Monday, January 12, 2015

Lyric Stage Company of Boston Presents "Red Hot Patriot: The Kick-Ass Wit of Molly Ivins" - A Poignant and Timely Look at Journalistic Freedom

When Lyric Stage Company of Boston Artistic Director Spiro Veloudos chose to incorporate "Red Hot Patriot" into the 2014-2015 season, he would have had no way of predicting just how poignant and timely this play would be in the wake of the recent Paris terrorist attack on the magazine Charlie Hebdo.  One way of looking at it is that "Red Hot Patriot: The Kick-Ass Wit of Molly Ivins" by Margaret and Allison Engel, is a tribute to the power of independent journalism that dares to speak uncomfortable words that no one else dares speak.  In a sense, the Lyric is offering its own version of "Je suis Charlie"!  If Molly were still with us, she would intone those words with her distinctive Texas drawl.

Molly Ivins was born to a family with plenty of Texas oil money and deeply conservative political roots and philosophy.  She dutifully followed in the footsteps of her mother and grandmother to attend Smith College, where she learned to be her own person.  She left the reservation, declaring her independence from her father - The General -  and began a writing career.  Throughout her career she simultaneously challenged the world-class stupidity of so-called public servants, while personally falling prey to the stupefying effects of alcohol.

Her career took her from small time Texas newspapers and fringe magazines all the way to the New York Times and 60 Minutes.  She would not allow herself and her sense of outrage to be stifled or neutered, so she was often fired for being too politically volatile.

In this dramatic encapsulation of Ms. Ivins' life and career, The Engels have culled many of Molly's own words and wrapped them around vignettes that allow the audience to learn the back story of many of Molly's columns and life episodes.  Directed by Courtney O'Connor, the irrepressible Karen MacDonald inhabits the ethos of Ivins without falling into caricature or too broad a mimicry of her speech patterns. With the exception of a few unnecessary scenes in which a Helper (Jacob Athyal) silently enters and rips off a page from the teletype AP wire machine, Ms. MacDonald is alone on stage throughout the production - a Lone Star, if you will.
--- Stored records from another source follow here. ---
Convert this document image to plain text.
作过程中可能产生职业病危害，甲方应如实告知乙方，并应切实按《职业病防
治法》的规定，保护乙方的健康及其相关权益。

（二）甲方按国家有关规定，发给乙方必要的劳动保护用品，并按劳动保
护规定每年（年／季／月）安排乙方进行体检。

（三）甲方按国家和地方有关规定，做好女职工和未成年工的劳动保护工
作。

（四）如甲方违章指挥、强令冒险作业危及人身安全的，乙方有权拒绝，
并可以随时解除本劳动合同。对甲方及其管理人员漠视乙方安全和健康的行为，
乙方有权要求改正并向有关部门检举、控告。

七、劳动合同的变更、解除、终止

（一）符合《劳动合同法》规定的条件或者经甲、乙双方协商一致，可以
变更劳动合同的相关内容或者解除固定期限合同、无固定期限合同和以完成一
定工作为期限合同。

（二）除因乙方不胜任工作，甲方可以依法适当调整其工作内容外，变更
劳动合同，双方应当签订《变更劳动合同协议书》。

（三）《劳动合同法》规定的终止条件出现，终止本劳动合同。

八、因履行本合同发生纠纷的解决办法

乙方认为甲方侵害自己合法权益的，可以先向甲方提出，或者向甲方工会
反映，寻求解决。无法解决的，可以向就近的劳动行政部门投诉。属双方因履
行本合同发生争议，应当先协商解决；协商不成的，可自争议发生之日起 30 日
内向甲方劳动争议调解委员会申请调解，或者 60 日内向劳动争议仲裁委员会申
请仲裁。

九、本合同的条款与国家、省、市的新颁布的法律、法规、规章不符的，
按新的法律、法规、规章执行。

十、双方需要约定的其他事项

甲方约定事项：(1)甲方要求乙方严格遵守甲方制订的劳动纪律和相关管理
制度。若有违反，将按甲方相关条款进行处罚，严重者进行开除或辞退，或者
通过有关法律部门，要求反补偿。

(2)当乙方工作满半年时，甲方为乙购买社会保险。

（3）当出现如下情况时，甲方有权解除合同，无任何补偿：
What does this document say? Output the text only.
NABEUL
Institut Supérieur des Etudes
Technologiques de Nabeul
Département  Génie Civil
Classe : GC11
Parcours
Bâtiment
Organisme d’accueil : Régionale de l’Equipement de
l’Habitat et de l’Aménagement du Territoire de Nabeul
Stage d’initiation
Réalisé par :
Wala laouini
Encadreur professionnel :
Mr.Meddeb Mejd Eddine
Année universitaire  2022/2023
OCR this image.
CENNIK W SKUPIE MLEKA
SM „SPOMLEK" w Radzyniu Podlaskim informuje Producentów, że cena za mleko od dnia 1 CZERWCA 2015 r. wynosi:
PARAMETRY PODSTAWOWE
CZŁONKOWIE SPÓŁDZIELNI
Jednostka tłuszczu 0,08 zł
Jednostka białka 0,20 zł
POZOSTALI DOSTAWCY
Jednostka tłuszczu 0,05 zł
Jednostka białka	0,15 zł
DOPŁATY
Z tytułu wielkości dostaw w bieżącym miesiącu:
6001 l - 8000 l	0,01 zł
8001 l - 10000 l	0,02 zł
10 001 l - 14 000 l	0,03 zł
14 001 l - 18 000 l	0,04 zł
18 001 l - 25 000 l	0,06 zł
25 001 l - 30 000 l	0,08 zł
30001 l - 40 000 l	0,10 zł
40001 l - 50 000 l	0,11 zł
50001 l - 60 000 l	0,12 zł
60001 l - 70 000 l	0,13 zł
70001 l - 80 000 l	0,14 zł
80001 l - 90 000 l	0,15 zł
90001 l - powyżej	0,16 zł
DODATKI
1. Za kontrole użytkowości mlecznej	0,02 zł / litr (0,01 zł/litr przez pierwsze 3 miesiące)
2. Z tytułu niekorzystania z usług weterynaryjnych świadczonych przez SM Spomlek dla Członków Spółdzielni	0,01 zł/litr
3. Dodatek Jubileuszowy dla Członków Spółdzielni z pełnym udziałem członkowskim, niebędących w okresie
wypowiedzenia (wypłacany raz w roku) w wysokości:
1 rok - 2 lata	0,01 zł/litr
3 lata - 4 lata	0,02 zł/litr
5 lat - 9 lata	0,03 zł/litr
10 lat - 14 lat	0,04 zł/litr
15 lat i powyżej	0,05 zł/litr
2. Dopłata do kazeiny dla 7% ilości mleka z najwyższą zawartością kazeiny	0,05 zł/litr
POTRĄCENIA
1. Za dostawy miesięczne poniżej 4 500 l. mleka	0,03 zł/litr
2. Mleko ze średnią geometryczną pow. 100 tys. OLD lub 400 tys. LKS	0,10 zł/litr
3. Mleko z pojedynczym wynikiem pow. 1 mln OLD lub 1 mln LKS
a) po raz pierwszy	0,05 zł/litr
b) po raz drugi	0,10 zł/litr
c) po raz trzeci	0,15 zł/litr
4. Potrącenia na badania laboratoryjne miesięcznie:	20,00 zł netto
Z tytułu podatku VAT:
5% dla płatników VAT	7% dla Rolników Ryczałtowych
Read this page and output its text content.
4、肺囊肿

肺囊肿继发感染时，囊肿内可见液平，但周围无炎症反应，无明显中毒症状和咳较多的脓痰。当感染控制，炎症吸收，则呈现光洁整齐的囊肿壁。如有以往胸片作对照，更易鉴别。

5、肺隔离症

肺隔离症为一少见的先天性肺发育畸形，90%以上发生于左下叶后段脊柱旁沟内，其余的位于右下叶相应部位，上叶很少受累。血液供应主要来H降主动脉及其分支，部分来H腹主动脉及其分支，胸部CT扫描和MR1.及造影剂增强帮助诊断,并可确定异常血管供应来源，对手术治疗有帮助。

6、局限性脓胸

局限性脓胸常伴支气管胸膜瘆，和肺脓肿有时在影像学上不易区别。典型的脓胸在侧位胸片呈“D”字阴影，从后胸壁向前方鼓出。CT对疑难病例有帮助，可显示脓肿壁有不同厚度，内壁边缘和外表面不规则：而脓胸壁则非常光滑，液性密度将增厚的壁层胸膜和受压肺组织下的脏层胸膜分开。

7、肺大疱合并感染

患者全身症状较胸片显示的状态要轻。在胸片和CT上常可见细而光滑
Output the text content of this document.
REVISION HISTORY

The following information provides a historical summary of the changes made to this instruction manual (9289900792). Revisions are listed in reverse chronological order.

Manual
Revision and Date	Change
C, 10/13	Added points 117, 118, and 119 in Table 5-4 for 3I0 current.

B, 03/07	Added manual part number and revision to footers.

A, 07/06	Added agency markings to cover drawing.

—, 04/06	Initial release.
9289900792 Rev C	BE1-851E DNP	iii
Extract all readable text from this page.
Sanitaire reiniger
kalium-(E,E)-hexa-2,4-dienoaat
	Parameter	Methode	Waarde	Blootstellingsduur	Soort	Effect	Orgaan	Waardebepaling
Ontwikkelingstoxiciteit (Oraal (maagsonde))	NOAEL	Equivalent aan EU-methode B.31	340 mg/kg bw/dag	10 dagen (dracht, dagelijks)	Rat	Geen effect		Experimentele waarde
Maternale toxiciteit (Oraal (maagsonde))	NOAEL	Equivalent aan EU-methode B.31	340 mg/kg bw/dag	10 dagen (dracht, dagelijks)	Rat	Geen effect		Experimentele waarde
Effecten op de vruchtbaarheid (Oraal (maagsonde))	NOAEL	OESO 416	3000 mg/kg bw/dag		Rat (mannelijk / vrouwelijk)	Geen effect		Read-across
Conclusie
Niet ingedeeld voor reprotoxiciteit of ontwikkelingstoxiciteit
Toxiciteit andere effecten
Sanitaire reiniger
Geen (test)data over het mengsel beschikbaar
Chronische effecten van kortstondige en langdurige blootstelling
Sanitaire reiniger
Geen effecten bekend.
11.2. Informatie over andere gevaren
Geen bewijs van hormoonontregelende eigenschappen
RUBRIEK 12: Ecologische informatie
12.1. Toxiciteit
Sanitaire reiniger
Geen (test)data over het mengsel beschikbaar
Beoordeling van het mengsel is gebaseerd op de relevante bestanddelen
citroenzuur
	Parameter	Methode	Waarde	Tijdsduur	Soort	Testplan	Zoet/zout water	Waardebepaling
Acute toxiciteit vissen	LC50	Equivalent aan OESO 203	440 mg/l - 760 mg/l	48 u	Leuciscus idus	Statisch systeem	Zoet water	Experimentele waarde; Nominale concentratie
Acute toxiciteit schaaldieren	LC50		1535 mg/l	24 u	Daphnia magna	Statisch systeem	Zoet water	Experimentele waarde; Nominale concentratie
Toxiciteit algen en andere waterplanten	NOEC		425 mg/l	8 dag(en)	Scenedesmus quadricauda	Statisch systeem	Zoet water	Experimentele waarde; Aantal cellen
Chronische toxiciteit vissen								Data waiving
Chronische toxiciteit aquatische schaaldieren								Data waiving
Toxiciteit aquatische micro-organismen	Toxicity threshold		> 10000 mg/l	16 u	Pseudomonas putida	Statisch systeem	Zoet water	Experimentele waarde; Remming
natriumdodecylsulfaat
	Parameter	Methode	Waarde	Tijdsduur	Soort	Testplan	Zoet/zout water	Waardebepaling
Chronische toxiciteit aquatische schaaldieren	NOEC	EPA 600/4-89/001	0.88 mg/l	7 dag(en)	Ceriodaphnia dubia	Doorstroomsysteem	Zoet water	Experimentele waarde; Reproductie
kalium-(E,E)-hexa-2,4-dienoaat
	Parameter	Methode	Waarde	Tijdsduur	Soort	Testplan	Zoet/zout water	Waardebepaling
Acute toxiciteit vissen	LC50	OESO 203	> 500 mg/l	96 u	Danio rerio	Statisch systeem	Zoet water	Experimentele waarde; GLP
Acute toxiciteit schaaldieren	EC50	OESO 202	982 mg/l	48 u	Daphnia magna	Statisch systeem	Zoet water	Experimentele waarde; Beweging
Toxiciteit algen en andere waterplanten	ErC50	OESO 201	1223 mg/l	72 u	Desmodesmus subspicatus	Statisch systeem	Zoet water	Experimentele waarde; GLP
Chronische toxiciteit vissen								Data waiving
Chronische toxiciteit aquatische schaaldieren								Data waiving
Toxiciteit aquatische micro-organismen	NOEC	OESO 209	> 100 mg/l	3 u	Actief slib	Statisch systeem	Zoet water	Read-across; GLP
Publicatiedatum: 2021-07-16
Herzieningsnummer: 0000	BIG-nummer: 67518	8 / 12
Karen MacDonald* as Molly Ivins *member of Actors' Equity Association

Photo by Mark S. Howard
The magic of Karen MacDonald's performance here is that she portrays this tough woman - about as emotionally accessible as the armadillo she keeps on her desk - as someone about whom we come to care.  We care about the person and about the causes she espouses, to the point where it does not feel forced when Molly speaks to the audience from beyond the grave imploring us to involve ourselves in the political process as engaged citizens.  This is a powerful performance that deserves to be seen by as broad an audience as possible.

Her work is enhanced and aided by the fine Projections of Jonathan Carr, Lighting of Chris Brusberg, Costume by Sarie Gessner, Scenic Design by Katherine Burkhart and Sound Design by Chris Kurtz.

"Red Hot Patriot" will run through January 31.